Gustavo Maia
Gomes
Em
artigo curto, mas importante ("A utopia de Lula e do PT acabou", O
Globo, 13/7/2017), o jornalista Zuenir Ventura relembra seu encantamento
original com o hoje condenado Luís Inácio e com a organização criminosa – no
começo, era um partido – por ele fundada. Dá dois motivos principais para seu
entusiasmo, que já se extinguiu:
(1)
Os padrões éticos do PT recém nascido: "Era raro encontrar um petista nos
escândalos políticos de então; hoje, é difícil haver um escândalo sem nenhum
petista envolvido". (Estou citando de memória; as palavras podem não ter
sido exatamente essas.)
(2) A
dedicação aos pobres. Zuenir recorda seu trabalho de jornalista acompanhando o
Lula dos primeiros tempos e se enternece retrospectivamente com as visitas que
o futuro larápio fazia aos lares mais miseráveis, sempre levando uma mensagem
de redenção. (Estou forçando a memória, mas creio que o essencial do pensamento
é esse.)
Santo de barro
Tenho
apenas um rápido comentário a fazer sobre (1): ainda bem que Zuenir Ventura
está entre aqueles raros admiradores de Lula e do PT íntegros e inteligentes o
bastante para reconhecer, em face das evidências reunidas pelas investigações
criminais, que seu santo era de barro. Viva o velho jornalista por tê-lo
admitido.
Isso,
entretanto, a despeito de sua enorme relevância, é o menos importante. Além de
ser óbvio. Só um cara muito burro, ou mal intencionado, ainda não se convenceu
de ter cometido grave engano ao votar seguidas vezes num político ladrão e num
partido dedicado a assaltar os cofres públicos. Portanto, eu prefiro dar mais
atenção ao ponto (2), acima: as conversas de Lula com as pessoas hoje
designadas como "excluídas".
Não
sei o que o líder operário dizia aos pobres a quem visitava, mas posso
imaginar. A herança cultural de Lula, assim como do sindicalismo ideológico, da
Teologia da Libertação, do revolucionismo marxista, da pedagogia de Paulo
Freire, da esquerda em geral, é o coitadismo, que tem como premissa básica uma
afirmação FALSA: a de que, se eu sou pobre, alguém está me roubando.
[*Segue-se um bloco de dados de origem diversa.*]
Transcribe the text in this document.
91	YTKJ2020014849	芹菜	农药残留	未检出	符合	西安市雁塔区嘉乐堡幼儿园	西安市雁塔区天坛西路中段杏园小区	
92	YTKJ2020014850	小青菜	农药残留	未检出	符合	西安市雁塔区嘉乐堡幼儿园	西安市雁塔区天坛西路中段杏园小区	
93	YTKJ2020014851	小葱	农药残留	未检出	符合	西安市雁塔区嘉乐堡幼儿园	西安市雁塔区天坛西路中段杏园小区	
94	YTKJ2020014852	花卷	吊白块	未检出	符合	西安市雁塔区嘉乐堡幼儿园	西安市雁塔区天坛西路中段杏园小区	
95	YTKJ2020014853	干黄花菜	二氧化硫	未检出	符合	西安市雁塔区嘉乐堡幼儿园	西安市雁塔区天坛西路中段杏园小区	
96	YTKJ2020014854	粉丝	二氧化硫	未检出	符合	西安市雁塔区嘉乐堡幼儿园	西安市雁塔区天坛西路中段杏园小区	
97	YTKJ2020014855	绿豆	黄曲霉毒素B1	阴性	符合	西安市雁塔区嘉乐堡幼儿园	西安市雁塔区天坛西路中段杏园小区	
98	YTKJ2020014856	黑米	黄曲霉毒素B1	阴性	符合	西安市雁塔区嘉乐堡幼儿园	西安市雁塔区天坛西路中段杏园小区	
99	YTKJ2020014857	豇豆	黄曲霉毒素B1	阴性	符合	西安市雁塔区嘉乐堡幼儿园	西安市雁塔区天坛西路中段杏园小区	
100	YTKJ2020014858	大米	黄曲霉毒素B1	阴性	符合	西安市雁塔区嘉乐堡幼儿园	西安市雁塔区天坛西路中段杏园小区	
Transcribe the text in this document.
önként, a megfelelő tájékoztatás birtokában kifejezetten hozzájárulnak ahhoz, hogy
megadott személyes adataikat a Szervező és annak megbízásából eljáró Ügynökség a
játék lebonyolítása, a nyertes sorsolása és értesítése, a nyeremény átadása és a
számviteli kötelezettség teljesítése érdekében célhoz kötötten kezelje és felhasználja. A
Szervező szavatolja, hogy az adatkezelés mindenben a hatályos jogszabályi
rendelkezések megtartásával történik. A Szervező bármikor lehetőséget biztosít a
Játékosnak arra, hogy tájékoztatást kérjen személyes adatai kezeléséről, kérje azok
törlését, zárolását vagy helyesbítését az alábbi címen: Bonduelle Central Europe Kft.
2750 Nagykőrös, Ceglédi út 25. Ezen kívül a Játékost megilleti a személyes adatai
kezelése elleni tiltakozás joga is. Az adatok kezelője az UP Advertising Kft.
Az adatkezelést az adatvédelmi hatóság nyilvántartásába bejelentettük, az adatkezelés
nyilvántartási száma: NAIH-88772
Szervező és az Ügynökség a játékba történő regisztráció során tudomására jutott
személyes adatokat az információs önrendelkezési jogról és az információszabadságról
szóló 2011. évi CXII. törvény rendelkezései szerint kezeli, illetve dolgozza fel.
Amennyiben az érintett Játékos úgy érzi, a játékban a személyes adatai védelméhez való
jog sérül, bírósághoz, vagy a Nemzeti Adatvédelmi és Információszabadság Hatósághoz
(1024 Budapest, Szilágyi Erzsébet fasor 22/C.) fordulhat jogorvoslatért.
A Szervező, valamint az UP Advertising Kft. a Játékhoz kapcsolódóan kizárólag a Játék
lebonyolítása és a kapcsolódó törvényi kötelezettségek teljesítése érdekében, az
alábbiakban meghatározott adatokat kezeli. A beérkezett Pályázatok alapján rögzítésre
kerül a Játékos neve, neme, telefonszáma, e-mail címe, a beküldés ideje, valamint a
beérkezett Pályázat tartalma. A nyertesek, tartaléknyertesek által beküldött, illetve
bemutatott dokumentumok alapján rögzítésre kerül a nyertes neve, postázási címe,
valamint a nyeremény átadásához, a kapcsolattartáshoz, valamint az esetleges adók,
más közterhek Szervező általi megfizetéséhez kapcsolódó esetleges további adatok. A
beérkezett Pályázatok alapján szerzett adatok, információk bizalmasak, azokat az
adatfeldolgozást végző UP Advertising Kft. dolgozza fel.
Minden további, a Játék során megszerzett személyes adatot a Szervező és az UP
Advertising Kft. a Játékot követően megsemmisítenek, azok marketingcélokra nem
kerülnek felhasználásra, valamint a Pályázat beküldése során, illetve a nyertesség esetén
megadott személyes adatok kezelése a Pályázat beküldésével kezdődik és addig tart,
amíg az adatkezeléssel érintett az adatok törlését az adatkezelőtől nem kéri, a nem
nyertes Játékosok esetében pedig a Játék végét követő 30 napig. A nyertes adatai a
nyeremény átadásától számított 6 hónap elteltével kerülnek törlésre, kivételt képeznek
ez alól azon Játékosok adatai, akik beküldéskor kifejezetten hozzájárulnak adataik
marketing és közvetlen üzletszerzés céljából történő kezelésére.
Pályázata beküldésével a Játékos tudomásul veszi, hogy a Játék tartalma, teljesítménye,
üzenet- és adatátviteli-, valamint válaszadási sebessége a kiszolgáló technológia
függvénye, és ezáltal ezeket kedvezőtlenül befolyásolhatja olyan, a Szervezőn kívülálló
Desde o
século XVIII, pelo menos, essa falácia nos persegue.
Muitas
razões respondem pela popularidade de tal crença. A mais evidente é que ela
produz o conforto simples sem o qual os idiotas não sabem viver. Quer coisa
melhor do que acreditar — e com o respaldo de gente conceituada: Marx chamou
seu socialismo de "científico"! — que aquele rico safado, possuidor
das coisas que eu gostaria de ter, é responsável pela miséria do mundo, a
começar pela minha?
Uma
segunda razão para tanta gente acreditar no afirmaçao "o roubo explica a
riqueza" é a incessante propaganda que a tese recebe. Um número elevado de
pessoas vence na vida se aproveitando da crença ingênua das multidões naquela
premissa falsa. E, portanto, trabalha para que tal convicção se torne a cada dia
mais firme e generalizada.
Ao
propagar a mentira, Lula, assim como os sindicalistas ideológicos, os teólogos
da libertação, os revolucionários marxistas, os pedadogos paulo-freireanos, os
esquerdistas em geral, reforçam o disfarce construído para ocultar o verdadeiro
objetivo de suas atividades, que é produzir vantagens para eles mesmos e seus
grupos.
Com
tanta gente dedicada à propaganda de teses reconfortantes e fáceis de entender,
não surpreende que elas se tornem ainda mais populares. E, assim, o palco é
montado para que uns poucos escolhidos promovam o "bem" do povo e a
felicidade geral deles próprios.
Falsidade ideológica
Com a
difusão da tese coitadista, os votos dos pobres (somados aos dos profissionais
liberais, professores universitários e intelectuais de formação duvidosa)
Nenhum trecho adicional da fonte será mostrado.